人材育成に課題8割超 OFF-JT費用増も自己啓発は35.5%に低下 厚労省

最終更新日:2026.07.31

厚生労働省は2026年7月31日、令和7年度「能力開発基本調査」の結果を公表しました。人材育成に何らかの問題があるとする事業所は80.1%にのぼり、労働者の自己啓発実施率は35.5%へ低下しました。

ニュースの概要

調査は企業7,452社、事業所7,194か所、労働者個人20,127人を対象に実施されました。企業・事業所調査は令和7年10月1日から31日、個人調査は同年11月15日から12月16日にかけて行われています。

企業側の結果では、OFF-JT(通常の業務を離れて行う研修)に費用を支出した企業の割合は54.4%で、前年度から0.5ポイント低下しました。

一方で労働者一人当たりのOFF-JT費用は2.0万円と0.5万円増えており、自己啓発支援費用は0.4万円で前年度と同額でした。

正社員に対して計画的なOJTを実施した事業所は60.6%で0.5ポイント低下しています。人材育成に関して何らかの問題があるとする事業所は80.1%と0.2ポイント上昇し、正社員向けのキャリアコンサルティング制度がある事業所は48.4%で1.0ポイント低下しました。

制度面では、教育訓練休暇制度を導入している企業は5.7%、教育訓練短時間勤務制度は4.7%にとどまります。

労働者側では、OFF-JTを受講した割合が37.3%と0.3ポイント上昇した一方、自己啓発を行った割合は35.5%で1.3ポイント低下しました。

属性別では正社員43.3%に対し正社員以外は15.9%、男性40.3%に対し女性29.8%と、開きが残っています。

リスキリングドットコムの見解

リスキリングドットコムとしては、今回の数字に「投資する企業はさらに増やし、動かない企業は動かないまま」という二極化が表れている点に注目しています。

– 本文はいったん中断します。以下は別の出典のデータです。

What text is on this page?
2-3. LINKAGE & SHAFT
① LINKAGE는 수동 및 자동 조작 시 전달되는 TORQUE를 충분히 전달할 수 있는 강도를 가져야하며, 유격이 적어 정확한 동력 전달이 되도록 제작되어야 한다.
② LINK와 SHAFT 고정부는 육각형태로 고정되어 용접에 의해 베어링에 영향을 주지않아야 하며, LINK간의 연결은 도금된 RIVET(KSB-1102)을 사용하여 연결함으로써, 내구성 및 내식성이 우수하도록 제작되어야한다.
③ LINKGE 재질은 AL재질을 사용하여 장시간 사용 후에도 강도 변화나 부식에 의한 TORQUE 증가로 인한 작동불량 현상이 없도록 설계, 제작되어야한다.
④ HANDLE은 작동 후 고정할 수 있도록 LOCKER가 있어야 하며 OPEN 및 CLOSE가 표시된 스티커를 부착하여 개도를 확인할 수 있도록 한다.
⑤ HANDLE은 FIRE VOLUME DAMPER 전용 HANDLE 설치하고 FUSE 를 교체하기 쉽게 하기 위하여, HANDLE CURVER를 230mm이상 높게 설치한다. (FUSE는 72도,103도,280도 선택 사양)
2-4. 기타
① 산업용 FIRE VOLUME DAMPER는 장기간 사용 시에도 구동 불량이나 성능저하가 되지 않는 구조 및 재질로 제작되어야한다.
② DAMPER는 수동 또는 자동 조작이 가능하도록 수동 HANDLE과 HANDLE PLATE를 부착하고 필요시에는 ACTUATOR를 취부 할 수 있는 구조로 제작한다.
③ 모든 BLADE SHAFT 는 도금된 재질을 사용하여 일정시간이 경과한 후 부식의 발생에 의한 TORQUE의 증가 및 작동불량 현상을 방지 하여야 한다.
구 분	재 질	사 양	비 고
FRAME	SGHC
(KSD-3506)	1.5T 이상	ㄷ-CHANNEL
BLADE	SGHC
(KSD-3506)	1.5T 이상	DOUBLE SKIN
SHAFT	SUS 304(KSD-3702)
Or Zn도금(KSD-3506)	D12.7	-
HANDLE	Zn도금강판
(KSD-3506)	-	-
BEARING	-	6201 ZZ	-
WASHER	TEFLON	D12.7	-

一人当たりのOFF-JT費用が2.0万円へ増えた一方で、費用を支出した企業の割合は54.4%へ低下しました。

原資を投じる企業が絞られつつあることを示唆します。より気がかりなのは自己啓発の低下と、正社員以外15.9%、女性29.8%という差です。

AI活用が現場に広がるほど、学ぶ機会の差はそのまま成果の差になりやすくなります。教育訓練休暇制度の導入が5.7%にとどまる現状を踏まえると、費用の増額だけでなく、学ぶ時間を業務時間内に確保する設計が重要です。

キャリアコンサルティング制度の後退も、育成を個人任せにしない仕組みづくりが求められていることを示しています。